'1998-1999 was the only year in the last quarter century that India had net-negative foreign investment.'
'Foreign money ran away from India that year because capital is a coward and does not like uncertainty of the sort produced by such casual treatment of a destructive technology,' says Aakar Patel.
IMAGE: From right, Dr Farooq Abdullah, then Union minister; R Chidamabaram, then chairman, Atomic Energy Commission; A P J Abdul Kalam, then chief scientific advisor to the prime minister; then defence minister George Fernandes, then prime minister Atal Bihari Vajpayee and others celebrate the successful nuclear tests, May 1998.
On May 11 and 13, 1998, India conducted five nuclear explosions in the Pokhran range in Rajasthan. This came 24 years after the first test in 1974, also in Pokhran.
Indira Gandhi had then violated the terms under which nuclear technology was imported from Canada and India faced sanctions.
That first test came in a period which was decidedly unstable. China had become a nuclear power 10 years before that, in the mid-1960s, becoming the last of the five veto holders in the United Nations to get an atom bomb.
It was a period also during which much of the world was at war. The United States was finishing a bloody conflict in Vietnam and the Soviet Union's invasion of Afghanistan was five years down the line when Indira tested.
The world was less predictable and conflict more common in the 1970s. During the Korean war, America's top general Douglas MacArthur had threatened nuclear strikes against China and North Korea so casually that even the Americans were alarmed.
This was the background to Indira's tests 44 years ago.
Under Atal Bihari Vajpayee in 1998, there was no such compulsion.
This was the period after the cold war had ended, the Soviet Union having collapsed, and on the cusp of the information technology revolution.
It become clear in this period that Bangalore would lead India to a brave new services-led economic future.
It was a period when the economic rise of nations like Taiwan, Singapore, South Korea and the other Asian tigers proved that power lay in wealth and not weaponry.
North Korea, which was a big military power but with millions of impoverished citizens, only proved this further.
We did not have any debate over the tests in 1998. The Vajpayee government had in fact wanted to test nuclear weapons during its first 13-day government, but an alarmed bureaucracy had said it could not agree to this.
This shows how casually the tests were actually taken. There were celebrations, including firecrackers and sweets, which ensured that there was no debate after the tests either and certain basic questions were neither asked nor answered.
Twenty years later, when the emotion has gone and the issue is now boring, let us look at those questions:
First, did the tests make India a nuclear power? The answer is no.
Indira and India were punished by the world after 1974, denying us access to nuclear technology, precisely because we had violated the earlier terms by weaponising our programme. The 1998 tests repeated that.
Second, did it make India safer? The answer is no.
One year after Pokhran, in May 1999, Pakistan provoked a war in Kargil, in which we lost 500 soldiers. Ten years after that we had the attack in Mumbai.

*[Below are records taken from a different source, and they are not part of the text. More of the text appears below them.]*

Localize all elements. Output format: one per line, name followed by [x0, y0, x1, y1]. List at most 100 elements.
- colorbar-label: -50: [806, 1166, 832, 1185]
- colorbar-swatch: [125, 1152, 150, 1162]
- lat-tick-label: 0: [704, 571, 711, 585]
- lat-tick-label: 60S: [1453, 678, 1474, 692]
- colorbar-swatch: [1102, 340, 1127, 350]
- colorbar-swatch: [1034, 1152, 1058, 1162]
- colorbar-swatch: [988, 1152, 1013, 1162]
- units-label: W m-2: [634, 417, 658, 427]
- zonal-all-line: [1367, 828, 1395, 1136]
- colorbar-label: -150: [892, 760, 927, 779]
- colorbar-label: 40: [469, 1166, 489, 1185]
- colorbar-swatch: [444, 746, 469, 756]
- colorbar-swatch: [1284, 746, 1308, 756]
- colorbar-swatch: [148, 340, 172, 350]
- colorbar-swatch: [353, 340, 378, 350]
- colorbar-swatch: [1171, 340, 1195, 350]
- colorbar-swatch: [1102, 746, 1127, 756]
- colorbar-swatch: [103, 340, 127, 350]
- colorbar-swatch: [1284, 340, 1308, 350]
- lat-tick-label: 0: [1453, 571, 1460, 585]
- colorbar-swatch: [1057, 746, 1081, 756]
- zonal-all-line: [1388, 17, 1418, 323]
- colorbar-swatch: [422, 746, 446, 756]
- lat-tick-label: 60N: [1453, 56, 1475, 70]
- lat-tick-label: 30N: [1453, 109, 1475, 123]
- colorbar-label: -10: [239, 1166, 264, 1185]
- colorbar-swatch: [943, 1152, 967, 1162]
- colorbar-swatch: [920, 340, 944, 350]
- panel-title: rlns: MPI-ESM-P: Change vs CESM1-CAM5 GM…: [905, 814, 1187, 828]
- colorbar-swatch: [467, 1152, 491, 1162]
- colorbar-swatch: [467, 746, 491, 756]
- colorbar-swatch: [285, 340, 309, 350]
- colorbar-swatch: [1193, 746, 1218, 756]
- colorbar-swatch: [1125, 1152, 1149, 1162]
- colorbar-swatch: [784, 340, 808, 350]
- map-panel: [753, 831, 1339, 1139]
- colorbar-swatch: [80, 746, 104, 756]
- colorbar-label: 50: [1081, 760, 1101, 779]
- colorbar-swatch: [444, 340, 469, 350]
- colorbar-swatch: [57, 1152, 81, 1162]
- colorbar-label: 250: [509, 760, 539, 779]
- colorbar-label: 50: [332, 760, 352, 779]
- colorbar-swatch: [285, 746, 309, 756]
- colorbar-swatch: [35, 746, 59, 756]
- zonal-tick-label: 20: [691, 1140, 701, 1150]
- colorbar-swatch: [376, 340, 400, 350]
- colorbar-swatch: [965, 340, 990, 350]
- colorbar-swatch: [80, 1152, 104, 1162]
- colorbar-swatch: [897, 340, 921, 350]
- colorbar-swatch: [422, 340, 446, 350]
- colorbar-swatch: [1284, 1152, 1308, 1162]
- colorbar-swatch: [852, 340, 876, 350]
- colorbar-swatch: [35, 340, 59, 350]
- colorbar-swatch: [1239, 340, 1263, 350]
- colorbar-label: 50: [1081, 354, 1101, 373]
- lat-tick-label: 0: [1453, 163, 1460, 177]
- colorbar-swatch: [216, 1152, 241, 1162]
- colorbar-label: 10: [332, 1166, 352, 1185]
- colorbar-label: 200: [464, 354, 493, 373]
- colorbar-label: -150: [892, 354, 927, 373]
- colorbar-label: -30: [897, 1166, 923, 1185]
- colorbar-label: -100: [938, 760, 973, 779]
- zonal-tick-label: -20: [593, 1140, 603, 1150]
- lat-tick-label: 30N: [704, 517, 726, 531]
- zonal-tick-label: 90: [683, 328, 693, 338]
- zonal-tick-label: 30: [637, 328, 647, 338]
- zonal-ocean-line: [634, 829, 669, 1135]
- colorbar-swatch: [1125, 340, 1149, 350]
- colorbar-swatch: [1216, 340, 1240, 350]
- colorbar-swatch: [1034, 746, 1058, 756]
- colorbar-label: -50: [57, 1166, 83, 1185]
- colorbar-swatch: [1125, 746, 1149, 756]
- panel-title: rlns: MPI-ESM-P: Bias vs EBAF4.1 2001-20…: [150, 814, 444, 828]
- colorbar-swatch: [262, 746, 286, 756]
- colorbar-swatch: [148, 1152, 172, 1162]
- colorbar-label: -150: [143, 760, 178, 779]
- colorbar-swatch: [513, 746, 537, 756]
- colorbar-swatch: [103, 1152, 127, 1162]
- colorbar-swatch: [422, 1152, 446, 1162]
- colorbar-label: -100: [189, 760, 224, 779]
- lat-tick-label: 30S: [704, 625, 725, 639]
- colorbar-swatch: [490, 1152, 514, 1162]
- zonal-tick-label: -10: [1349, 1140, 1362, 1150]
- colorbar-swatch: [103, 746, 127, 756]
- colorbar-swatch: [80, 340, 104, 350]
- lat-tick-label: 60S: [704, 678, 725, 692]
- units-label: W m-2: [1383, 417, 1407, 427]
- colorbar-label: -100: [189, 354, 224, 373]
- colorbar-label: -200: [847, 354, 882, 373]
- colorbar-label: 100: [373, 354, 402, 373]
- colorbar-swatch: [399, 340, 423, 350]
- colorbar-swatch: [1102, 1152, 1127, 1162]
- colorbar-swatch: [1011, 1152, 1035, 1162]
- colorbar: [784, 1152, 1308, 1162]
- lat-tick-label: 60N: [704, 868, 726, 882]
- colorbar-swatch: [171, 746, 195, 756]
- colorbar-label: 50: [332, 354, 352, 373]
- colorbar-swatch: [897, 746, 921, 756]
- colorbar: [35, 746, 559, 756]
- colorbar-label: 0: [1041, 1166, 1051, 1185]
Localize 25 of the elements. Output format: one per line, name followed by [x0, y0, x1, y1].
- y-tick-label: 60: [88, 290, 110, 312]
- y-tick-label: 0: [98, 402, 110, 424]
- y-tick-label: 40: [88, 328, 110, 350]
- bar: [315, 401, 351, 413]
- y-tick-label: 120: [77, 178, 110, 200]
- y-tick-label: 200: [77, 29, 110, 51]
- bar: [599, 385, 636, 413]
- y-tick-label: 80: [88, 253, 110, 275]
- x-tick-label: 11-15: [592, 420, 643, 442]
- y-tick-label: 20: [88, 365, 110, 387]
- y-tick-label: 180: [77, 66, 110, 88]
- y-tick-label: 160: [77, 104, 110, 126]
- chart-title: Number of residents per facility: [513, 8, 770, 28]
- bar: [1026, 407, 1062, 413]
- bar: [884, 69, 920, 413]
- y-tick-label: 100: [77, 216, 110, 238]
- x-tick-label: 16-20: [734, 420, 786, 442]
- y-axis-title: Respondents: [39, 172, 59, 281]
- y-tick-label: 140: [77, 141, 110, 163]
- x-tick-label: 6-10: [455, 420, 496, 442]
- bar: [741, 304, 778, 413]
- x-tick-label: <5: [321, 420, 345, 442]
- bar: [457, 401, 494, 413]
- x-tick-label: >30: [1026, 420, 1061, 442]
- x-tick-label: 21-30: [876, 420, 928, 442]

The most violent phase of the conflict in Kashmir was actually after Pokhran, in 2001, when 4,500 people died.
Third, did it improve our nuclear technology? The answer here is also no.
The Manmohan Singh government made a deal with the United States, but it has not got anywhere.
Fourth, did it raise India's status? The answer is no.
India has long insisted it should be a member of the United Nations Security Council. The nuclear tests did not help us get there. Most likely it harmed us.
Narendra D Modi decided India should be a member of the Nuclear Suppliers Group, but that has not got anywhere either.
Fifth, did it the tests help us produce more electricity because of nuclear technology? The answer is no. India's focus today has become solar rather than nuclear.
Sixth, did it alter the power dynamics of the South Asia region? The answer is no.
Pakistan tested in Balochistan's Chagai region only a few days after Pokhran and today there is a nuclear stalemate on the subcontinent.
We can no longer use our conventional superiority for fear that the conflict will escalate.
China has pushed its economic initiative strongly in our region and today our concern is not its military might but its ability to take away all of our options.
Today Pakistan is actually ahead in terms of the number of nuclear devices it has produced, according to many sources. It is indisputable that it is our action of 1998 that drove them to it.
These were the questions we should have asked ourselves, but did not, in 1998.
Any mature society and particularly a democracy should have debated a move that will have such far reaching consequences. We treated it like setting off a firecracker.
Knowing all this would we still have gone ahead with the tests? I will leave it for the reader to decide. I cannot figure out a single benefit that the tests gave us.
I will point to one significant loss. 1998-1999 was the only year in the last quarter century that India had net-negative foreign investment.
Foreign money ran away from India that year because capital is a coward and does not like uncertainty of the sort produced by such casual treatment of a destructive technology.
The loss to India and its economy from this has not ever been discussed. And as the lack of celebrations on the 20th anniversary show, we have moved on as if nothing happened.
Aakar Patel is Executive Director, Amnesty International India. The views expressed here are his own.